I go through seasons where I feel healthy and happy. I stay out late with friends, my sense of humor is at its best (or worst, who’s judging?), and I handle stressors that have the potential to trigger a panic attack with ease and little concern. What it comes down to is that, in these seasons, I feel in control; although anxiety is still real and lurks in the corners of my mind, I do better at living, and even thriving, in the present. I almost forget what it’s like to have a panic attack, and I question why I ever had them. I trick myself into thinking that I have improved so much that I won’t again struggle as badly as I have in the past.

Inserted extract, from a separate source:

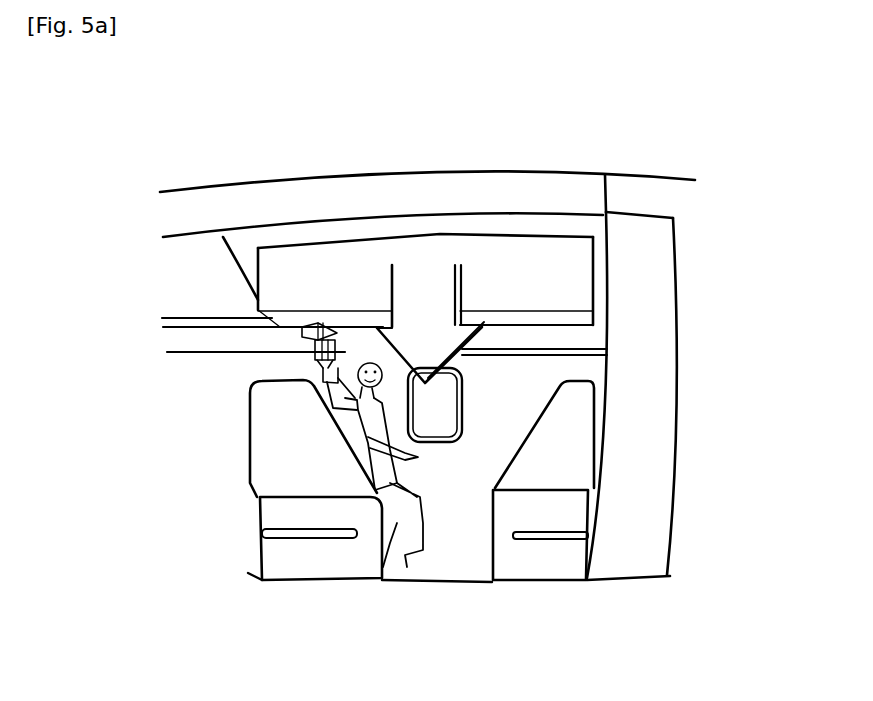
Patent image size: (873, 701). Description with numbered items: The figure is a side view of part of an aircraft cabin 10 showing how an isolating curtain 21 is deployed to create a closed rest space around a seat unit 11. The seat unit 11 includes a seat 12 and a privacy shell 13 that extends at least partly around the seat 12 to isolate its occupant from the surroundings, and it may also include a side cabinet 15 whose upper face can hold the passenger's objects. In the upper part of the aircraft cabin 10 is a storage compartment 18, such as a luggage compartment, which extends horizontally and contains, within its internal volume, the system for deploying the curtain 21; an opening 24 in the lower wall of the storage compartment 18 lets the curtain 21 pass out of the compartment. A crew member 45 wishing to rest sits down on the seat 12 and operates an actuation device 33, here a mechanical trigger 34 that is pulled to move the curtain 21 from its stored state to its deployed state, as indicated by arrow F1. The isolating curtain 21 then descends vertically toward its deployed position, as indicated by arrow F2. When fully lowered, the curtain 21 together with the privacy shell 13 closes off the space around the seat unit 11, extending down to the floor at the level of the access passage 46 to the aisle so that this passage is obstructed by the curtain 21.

And then, this idealism comes crashing down around my ears, but I barely notice amid an all-consuming panic attack. All at once, I am acutely aware of what I feel in every inch of my body – the tingling in my fingers, the racing of my heart, the numbness in my legs, the pain in my head and chest – but I lose awareness of what’s happening around me. My vision is blurry. I can’t breathe. I try to take a deep breath, and I choke on air. I must be dying. I have to get out. I begin to shake uncontrollably. 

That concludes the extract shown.